Die Türe öffnet sich, im Türrahmen, noch die Klinke in der Hand, erscheint das kleine Mädchen.
Die Frau sieht sie fragend an.
„Es kommt! Geh lieber nach Oben.“, fast tonlos klingt die Stimme des Mädchens.
o Eine Warnung? Wovor? o
Die Frau spürt keine Bedrohung, nur dieses alte leere Haus, das auf ihr lastet.
„Was kommt? ... Ich möchte hier bleiben.“, antwortet sie dem Mädchen.
„Riechst Du es denn nicht?“, das Mädchen sieht die Frau fragend an.
Mit einem : „dann bleib“ fällt die Türe hinter dem Mädchen ins Schloss.
Erneut Stille, unterschwellig ein Rauschen, das die Frau bisher nicht wahrgenommen hatte.
Am anderen Ende des Raumes sieht sie eine Art Terrassentüre.
Es erscheint ihr völlig unvorstellbar, dass diese in sich verschlossen Wohnung einen Ausgang zu einem Garten haben könnte.
In der Mitte des Raumes bleibt sie unschlüssig stehen.
In ihr flüstert es:
o Es kommt. o
o Riechst Du es denn nicht? o
Nein, die Frau riecht es nicht, in ihrer Nase ist nur der Staub der verlassenen Zeit.
Aber die Frau schmeckt etwas. Salz. Ihr Herz schlägt schneller, wieder spürt Sie den Luftzug.
Die Frau sieht auf ihre Füße und den Teppich, er ist nass.
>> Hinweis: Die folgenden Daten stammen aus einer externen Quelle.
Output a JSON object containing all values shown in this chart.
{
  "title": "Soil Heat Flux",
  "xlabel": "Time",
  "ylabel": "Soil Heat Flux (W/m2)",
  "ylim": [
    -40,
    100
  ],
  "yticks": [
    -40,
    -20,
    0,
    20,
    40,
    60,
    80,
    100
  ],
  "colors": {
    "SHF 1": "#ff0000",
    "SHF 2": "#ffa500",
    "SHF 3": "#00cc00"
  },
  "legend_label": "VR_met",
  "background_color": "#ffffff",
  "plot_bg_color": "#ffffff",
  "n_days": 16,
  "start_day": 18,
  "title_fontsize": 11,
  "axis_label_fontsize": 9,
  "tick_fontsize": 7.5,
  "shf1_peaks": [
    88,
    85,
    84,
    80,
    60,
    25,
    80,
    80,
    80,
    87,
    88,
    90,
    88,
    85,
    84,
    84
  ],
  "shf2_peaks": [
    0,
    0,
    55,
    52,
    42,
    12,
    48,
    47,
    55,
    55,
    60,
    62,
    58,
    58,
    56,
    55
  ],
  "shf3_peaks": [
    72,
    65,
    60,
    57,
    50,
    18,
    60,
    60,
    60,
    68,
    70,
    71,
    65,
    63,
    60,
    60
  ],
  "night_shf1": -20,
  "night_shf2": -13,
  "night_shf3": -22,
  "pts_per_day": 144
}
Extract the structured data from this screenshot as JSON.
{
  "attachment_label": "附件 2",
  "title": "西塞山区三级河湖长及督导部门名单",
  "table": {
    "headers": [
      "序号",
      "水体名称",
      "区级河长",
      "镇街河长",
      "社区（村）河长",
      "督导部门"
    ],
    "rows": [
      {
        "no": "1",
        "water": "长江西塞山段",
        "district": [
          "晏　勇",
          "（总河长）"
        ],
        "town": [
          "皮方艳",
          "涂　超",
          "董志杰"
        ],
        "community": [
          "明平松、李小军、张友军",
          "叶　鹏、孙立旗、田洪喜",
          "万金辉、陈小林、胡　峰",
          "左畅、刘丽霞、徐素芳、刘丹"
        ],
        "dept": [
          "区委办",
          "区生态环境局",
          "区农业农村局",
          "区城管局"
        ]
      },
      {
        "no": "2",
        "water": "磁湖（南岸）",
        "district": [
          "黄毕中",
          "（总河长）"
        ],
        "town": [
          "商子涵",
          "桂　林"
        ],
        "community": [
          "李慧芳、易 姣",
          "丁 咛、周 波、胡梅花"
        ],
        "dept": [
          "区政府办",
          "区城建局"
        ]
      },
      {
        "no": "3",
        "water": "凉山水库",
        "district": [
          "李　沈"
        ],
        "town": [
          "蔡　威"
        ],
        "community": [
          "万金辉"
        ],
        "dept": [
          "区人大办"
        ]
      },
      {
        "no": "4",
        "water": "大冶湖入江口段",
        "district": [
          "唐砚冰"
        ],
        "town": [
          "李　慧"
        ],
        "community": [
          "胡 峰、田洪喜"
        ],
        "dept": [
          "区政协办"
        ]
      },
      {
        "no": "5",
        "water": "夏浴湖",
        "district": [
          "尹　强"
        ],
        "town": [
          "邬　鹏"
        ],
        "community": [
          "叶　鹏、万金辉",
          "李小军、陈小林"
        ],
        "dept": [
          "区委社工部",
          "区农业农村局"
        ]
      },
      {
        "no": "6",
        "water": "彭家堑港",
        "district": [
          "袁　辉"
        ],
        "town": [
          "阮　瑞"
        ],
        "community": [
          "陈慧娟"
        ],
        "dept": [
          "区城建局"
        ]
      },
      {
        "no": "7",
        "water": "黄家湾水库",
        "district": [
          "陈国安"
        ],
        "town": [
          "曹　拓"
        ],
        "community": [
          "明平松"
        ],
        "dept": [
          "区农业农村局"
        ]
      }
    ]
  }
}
Ihr Blick gleitet an der Nässe entlang zur Terrassentüre, unter ihr, jetzt erkennt sie es, schwappt Wasser ins Zimmer.
Es fließt mit einer Wellenbewegung unter der Türe hinein und wieder fort, frisst sich in den Teppich, verdrängt den Staub.
Mit schnellem Schritt durchquert sie den Raum, öffnet die Türe. Vor ihr liegt, blickweit: das Meer. Die Bodenschwelle liegt auf dem Niveau der Wasseroberfläche und das Meer kommt Woge für Woge herein und zieht sich wieder zurück.
Nur ein Schritt und das Haus vergießt sie.